As I became older and the school years came and went, so did my desire for school learning. I found myself resenting the structure, the requirements, and the differing subjects that were hurled my way. My grades were not bad, but could have been considerably better. As more than one of my report cards so eloquently put it, "He's a bright student, but he doesn't apply himself." Another thing that was a familiar sight in my records was, "...disturbs his neighbors." I have always found it hard to focus on things I was told to focus on--partly because I was told to focus on it.  However, give me something that I wanted to focus on or wanted to learn and it consumed me. One of those things came to be my love of reading. I was read to at a very young age, and it apparently sparked something within me. Reading allowed me to escape, to dream, to explore, to wonder, and to experience things through others' eyes and words. I read a lot back then. I was one of those kids that might be caught by a parent while reading under the covers with a flashlight late into the night. Reading stories really broadened my mind and made me think and analyze things. Reading others' viewpoints, ideas, and perspectives really helped me to question things.  I became a skeptic, a thinker, and random assembler of multiple fragments of thought.

When I was in my junior high years English was the only academic subject that came to me naturally. No matter what the specific subject, if it fell under the broad category we call English I seemed to always do well at it. Maybe it has something to do with me being the oldest of the five kids and having things explained to me in greater detail than I might otherwise had I been a later arrival in the family. Spelling, sentence structure, punctuation--all of those things have always been something that have come fairly easily to me.  I would like to credit Mrs. Emerson at Cascade Junior High School for actually reading to us in class.  It was she that first exposed me to classic literature, reading Charles Dickens' Great Expectations aloud to the class.

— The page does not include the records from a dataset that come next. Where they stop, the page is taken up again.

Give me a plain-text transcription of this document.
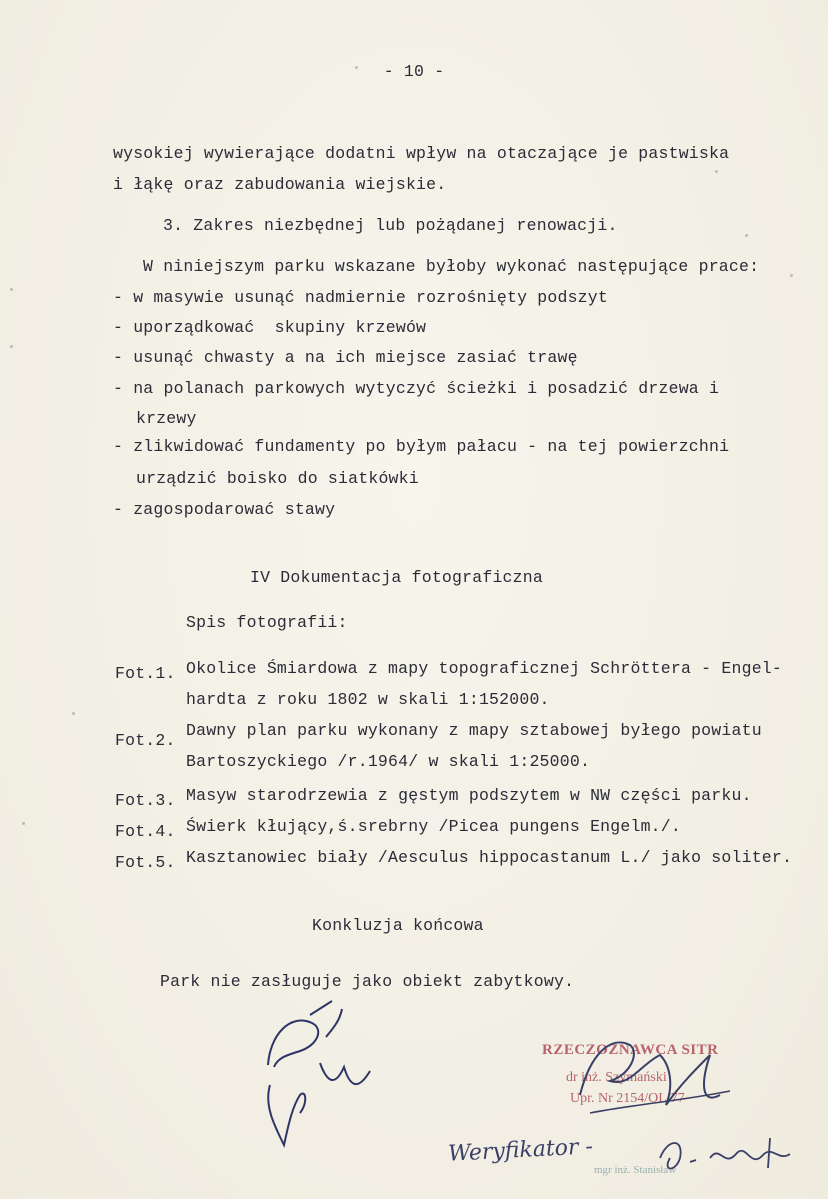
- 10 -
wysokiej wywierające dodatni wpływ na otaczające je pastwiska
i łąkę oraz zabudowania wiejskie.
3. Zakres niezbędnej lub pożądanej renowacji.
W niniejszym parku wskazane byłoby wykonać następujące prace:
- w masywie usunąć nadmiernie rozrośnięty podszyt
- uporządkować  skupiny krzewów
- usunąć chwasty a na ich miejsce zasiać trawę
- na polanach parkowych wytyczyć ścieżki i posadzić drzewa i
krzewy
- zlikwidować fundamenty po byłym pałacu - na tej powierzchni
urządzić boisko do siatkówki
- zagospodarować stawy
IV Dokumentacja fotograficzna
Spis fotografii:
Fot.1. Okolice Śmiardowa z mapy topograficznej Schröttera - Engel-
hardta z roku 1802 w skali 1:152000.
Fot.2.
Dawny plan parku wykonany z mapy sztabowej byłego powiatu
Bartoszyckiego /r.1964/ w skali 1:25000.
Fot.3. Masyw starodrzewia z gęstym podszytem w NW części parku.
Fot.4. Świerk kłujący,ś.srebrny /Picea pungens Engelm./.
Fot.5. Kasztanowiec biały /Aesculus hippocastanum L./ jako soliter.
Konkluzja końcowa
Park nie zasługuje jako obiekt zabytkowy.
RZECZOZNAWCA SITR
dr inż. Szymański
Upr. Nr 2154/OL/77
mgr inż. Stanisław
Weryfikator -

The desire to write that I've had in recent years makes me wish I had expanded my learning even more. It would have come in handy many times over. After all, I have enjoyed blogging and stuff like that for several years now. I have to believe I would be so much better at it had I studied harder. Isn't that always the case though? Story of my life. I do a great job at what has to be done, but not much more than that. I sometimes think I'm an above average achiever at being ordinary.